= Johnny Cowell =

Johnny Cowell (11 January 1926 in Tillsonburg, Ontario – 22 January 2018) was a Canadian trumpeter, composer and arranger.

==Early life==
Cowell's father and three uncles were members of the Tillsonburg Town Band, and Cowell played his first trumpet solo with this band at age six.

Cowell joined the Toronto Symphony Band in 1941 at the age of 15 as trumpet soloist.

Cowell was largely self-taught but after joining the Toronto Symphony Band he studied briefly with Edward Smeale in Toronto.

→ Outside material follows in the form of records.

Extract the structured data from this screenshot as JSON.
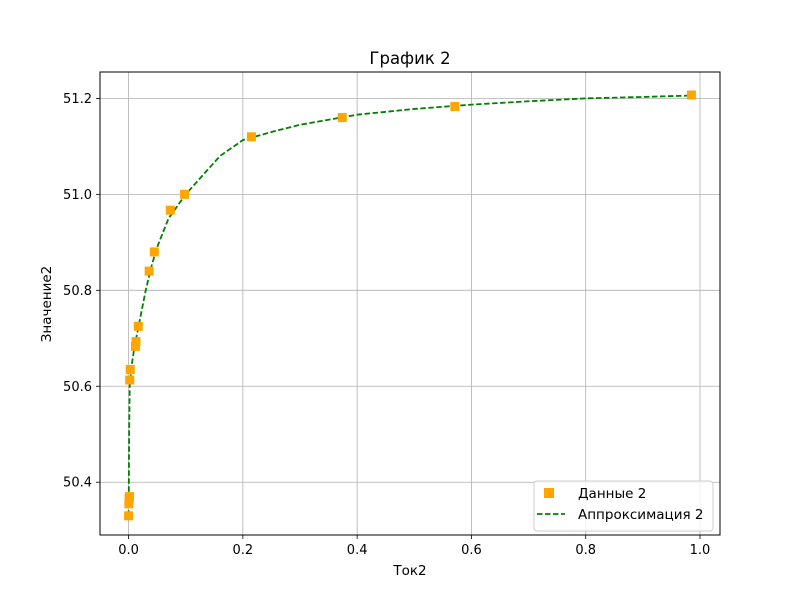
{
  "chart_data": {
    "type": "scatter",
    "title": "График 2",
    "xlabel": "Ток2",
    "ylabel": "Значение2",
    "xlim": [
      -0.05,
      1.035
    ],
    "ylim": [
      50.29,
      51.255
    ],
    "xticks": [
      0.0,
      0.2,
      0.4,
      0.6,
      0.8,
      1.0
    ],
    "xtick_labels": [
      "0.0",
      "0.2",
      "0.4",
      "0.6",
      "0.8",
      "1.0"
    ],
    "yticks": [
      50.4,
      50.6,
      50.8,
      51.0,
      51.2
    ],
    "ytick_labels": [
      "50.4",
      "50.6",
      "50.8",
      "51.0",
      "51.2"
    ],
    "grid": true,
    "legend_position": "lower right",
    "series": [
      {
        "name": "Данные 2",
        "kind": "markers",
        "marker": "square",
        "color": "#FFA500",
        "x": [
          0.0,
          0.0005,
          0.001,
          0.0015,
          0.002,
          0.003,
          0.012,
          0.013,
          0.017,
          0.036,
          0.045,
          0.073,
          0.098,
          0.215,
          0.374,
          0.571,
          0.985
        ],
        "y": [
          50.33,
          50.355,
          50.365,
          50.37,
          50.613,
          50.635,
          50.683,
          50.693,
          50.725,
          50.84,
          50.88,
          50.967,
          51.0,
          51.12,
          51.16,
          51.183,
          51.207
        ]
      },
      {
        "name": "Аппроксимация 2",
        "kind": "line",
        "linestyle": "dashed",
        "color": "#008000",
        "x": [
          0.0,
          0.0005,
          0.001,
          0.002,
          0.005,
          0.01,
          0.015,
          0.02,
          0.03,
          0.04,
          0.05,
          0.07,
          0.1,
          0.13,
          0.16,
          0.2,
          0.25,
          0.3,
          0.4,
          0.5,
          0.6,
          0.7,
          0.8,
          0.9,
          0.985
        ],
        "y": [
          50.33,
          50.4,
          50.5,
          50.6,
          50.64,
          50.68,
          50.71,
          50.74,
          50.8,
          50.85,
          50.89,
          50.95,
          51.0,
          51.04,
          51.08,
          51.113,
          51.13,
          51.145,
          51.166,
          51.178,
          51.187,
          51.194,
          51.2,
          51.203,
          51.206
        ]
      }
    ]
  }
}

He served during World War II as soloist with the Royal Canadian Navy band in Victoria, BC, and played first trumpet from 1943 to 1945 with the Victoria Symphony Orchestra. He later studied composition at the Royal Conservatory of Music (RCMT) with Oskar Morawetz and John Weinzweig.

From 1952 to 1991 he played with the Toronto Symphony Orchestra.

Cowell composed more than 200 songs, almost 150 have been recorded and several of them have become well known. Among them 'Walk Hand in Hand', 'His Girl,' and '(These Are) the Young Years' with Floyd Cramer. His song 'Walk Hand in Hand' (1956) has been recorded over 90 times making Cowell one of Canada's most successful songwriters He composed the trumpet instrumental Our Winter Love that Bill Pursell later arranged for piano in a No. 9 hit on the Billboard Hot 100, in addition to hitting No. 4 on the Easy Listening chart, and No. 20 on the Hot R&B Singles chart in the Spring of 1963.

== Private life ==
Cowell married his wife Joan on 26 September 1953. They met six years earlier when he began playing trumpet for the dance band in which Joan was the vocalist. Cowell and his wife have a daughter, Marcie and three grandchildren. He died on 22 January 2018.

==Discography==
Cowell has released more than 10 LPs and CDs.